Singla began her career at the early age of 12, dancing in some taverns in Barcelona. She was known for wearing pants in a bailaor style when performing dramatic dancing, something also done by Carmen Amaya and a few other flamenco dancers before her.

In 1960, she launched her artistic career by participating in the group project Festival Flamenco Gitano in which personalities such as Paco de Lucía, Camarón de la Isla, and El Faraón, among others, participated. This 1965 event was the brainchild of German organizers of Blues and Gospel festivals, who decided to invest in flamenco, later participating in numerous television programs. In addition, the Festival Flamenco Gitano toured Europe and the American continent. The first performance took place in the German capital, Berlin. La Singla was more famous internationally than in Spain.

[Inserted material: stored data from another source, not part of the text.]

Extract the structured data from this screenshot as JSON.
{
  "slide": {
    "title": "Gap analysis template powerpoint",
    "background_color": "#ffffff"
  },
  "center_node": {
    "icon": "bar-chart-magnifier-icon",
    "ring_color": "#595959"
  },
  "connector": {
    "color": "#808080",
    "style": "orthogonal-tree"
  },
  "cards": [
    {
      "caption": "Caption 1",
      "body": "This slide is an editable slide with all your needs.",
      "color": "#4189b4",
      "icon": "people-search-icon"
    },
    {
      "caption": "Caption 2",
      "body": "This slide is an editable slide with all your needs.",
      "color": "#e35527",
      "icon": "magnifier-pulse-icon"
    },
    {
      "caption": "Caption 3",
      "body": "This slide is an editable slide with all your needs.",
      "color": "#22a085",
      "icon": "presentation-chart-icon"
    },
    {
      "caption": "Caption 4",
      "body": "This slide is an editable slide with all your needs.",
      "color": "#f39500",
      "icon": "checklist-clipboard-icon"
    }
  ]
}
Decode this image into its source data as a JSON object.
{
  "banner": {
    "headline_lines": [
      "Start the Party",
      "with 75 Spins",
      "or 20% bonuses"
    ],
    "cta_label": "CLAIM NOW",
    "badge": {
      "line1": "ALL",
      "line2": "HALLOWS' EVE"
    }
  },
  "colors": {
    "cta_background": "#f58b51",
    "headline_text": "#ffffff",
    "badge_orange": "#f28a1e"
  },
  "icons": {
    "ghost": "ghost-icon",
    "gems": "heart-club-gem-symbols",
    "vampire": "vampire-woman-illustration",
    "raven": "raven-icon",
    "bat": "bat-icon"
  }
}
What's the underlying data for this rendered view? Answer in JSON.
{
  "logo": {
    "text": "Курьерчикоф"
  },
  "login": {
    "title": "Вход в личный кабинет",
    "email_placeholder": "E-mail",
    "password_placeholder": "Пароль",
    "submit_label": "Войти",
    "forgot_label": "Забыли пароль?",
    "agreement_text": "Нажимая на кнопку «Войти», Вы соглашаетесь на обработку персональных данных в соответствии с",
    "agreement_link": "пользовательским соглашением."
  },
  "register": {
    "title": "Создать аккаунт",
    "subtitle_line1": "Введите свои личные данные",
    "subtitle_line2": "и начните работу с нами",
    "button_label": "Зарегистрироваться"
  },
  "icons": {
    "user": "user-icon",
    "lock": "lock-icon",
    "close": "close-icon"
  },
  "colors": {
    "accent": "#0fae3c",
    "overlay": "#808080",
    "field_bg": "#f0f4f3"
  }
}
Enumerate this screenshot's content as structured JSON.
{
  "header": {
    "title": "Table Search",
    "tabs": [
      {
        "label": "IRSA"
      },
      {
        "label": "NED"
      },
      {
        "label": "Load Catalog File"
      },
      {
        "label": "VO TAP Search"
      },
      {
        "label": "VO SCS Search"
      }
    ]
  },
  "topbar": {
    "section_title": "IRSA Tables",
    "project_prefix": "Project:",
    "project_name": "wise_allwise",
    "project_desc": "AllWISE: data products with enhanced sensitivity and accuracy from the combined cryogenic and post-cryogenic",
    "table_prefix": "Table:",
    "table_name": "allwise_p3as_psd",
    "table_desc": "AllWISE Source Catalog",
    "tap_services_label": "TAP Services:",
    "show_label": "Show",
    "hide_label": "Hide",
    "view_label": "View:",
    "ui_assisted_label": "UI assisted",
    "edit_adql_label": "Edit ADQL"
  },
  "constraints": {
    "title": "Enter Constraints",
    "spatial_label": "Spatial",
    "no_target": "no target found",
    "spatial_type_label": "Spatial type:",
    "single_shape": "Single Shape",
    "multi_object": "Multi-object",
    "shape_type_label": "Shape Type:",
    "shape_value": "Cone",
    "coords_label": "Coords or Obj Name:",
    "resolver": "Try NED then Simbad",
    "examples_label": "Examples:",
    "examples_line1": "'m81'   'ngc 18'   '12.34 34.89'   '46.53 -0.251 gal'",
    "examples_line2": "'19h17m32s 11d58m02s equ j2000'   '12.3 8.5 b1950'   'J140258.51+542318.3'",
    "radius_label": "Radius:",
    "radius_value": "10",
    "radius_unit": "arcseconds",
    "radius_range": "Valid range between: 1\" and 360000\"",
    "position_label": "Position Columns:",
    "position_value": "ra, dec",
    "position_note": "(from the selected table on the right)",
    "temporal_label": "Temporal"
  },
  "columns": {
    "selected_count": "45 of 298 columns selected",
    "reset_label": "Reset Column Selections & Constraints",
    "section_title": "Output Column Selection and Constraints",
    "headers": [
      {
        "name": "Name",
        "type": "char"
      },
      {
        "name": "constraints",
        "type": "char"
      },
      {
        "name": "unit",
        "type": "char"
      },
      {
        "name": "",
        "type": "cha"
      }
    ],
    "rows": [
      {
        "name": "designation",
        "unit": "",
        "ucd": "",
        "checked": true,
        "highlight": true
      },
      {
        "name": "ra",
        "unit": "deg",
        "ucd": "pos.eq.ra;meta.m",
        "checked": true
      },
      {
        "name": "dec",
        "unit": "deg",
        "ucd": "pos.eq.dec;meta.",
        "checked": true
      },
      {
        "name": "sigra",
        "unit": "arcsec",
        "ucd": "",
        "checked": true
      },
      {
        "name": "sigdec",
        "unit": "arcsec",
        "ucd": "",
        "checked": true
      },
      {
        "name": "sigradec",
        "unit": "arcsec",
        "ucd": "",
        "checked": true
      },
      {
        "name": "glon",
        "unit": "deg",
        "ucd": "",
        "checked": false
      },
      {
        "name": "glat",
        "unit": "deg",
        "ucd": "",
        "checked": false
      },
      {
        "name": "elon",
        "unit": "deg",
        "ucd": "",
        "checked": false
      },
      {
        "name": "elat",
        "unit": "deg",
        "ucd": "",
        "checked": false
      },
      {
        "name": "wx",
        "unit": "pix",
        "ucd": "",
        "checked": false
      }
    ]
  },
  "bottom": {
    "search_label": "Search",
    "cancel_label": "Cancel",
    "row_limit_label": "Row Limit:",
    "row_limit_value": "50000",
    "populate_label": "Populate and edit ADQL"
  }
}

In 1963, she performed as an actress and dancer in the film Los Tarantos, directed by Francisco Rovira-Beleta. The film is based on a play by Alfredo Mañas and tells the story of the fierce confrontation between two Roma families in Barcelona: "Los Tarantos" and "Los Zorongos". Antoñita La Singla participated in the film as 'Sole', one of the dancers. In addition, thanks to the filming of the movie, Singla was able to meet Carmen Amaya, to whom she was compared. The film, Los Tarantos was nominated for an Academy Award in 1964 for "Best Foreign Language Film".

Another important milestone in the career of Antoñita Singla was her performance in the flamenco club Los Califas, a 1964 flamenco club whose tablao flamenco was inaugurated on October 15, 1965. The club owners heard about her through the artistic manager Antonio Fernández. A few days later she traveled to Madrid ready to debut in "Los Califas". It was not easy to accompany "La Singla", since she lacked the hearing and speech needed to interact with the musicians. Nevertheless, she flawlessly executed the performance in its entirety. It was this unusual situation that drew professionals from the flamenco dance community to the Los Califas dance club.

== Legacy ==
As of 2017, Singla lives in Santa Coloma de Gramenet, in Catalonia, Spain far from the tablaos.

On April 15, 2017, one of the brothers of the artist, Juan José Singla Contreras, and his partner, Santiago Parra, opened a flamenco tablao in Barcelona with the name of La Singla to pay tribute. The location of La Singla is located in front of La Monumental bullring, and it is the first new flamenco establishment that has opened in the city in 30 years.

In 2023 a documentary film La Singla was released, which was about Singla's life, career, and contained interview to her.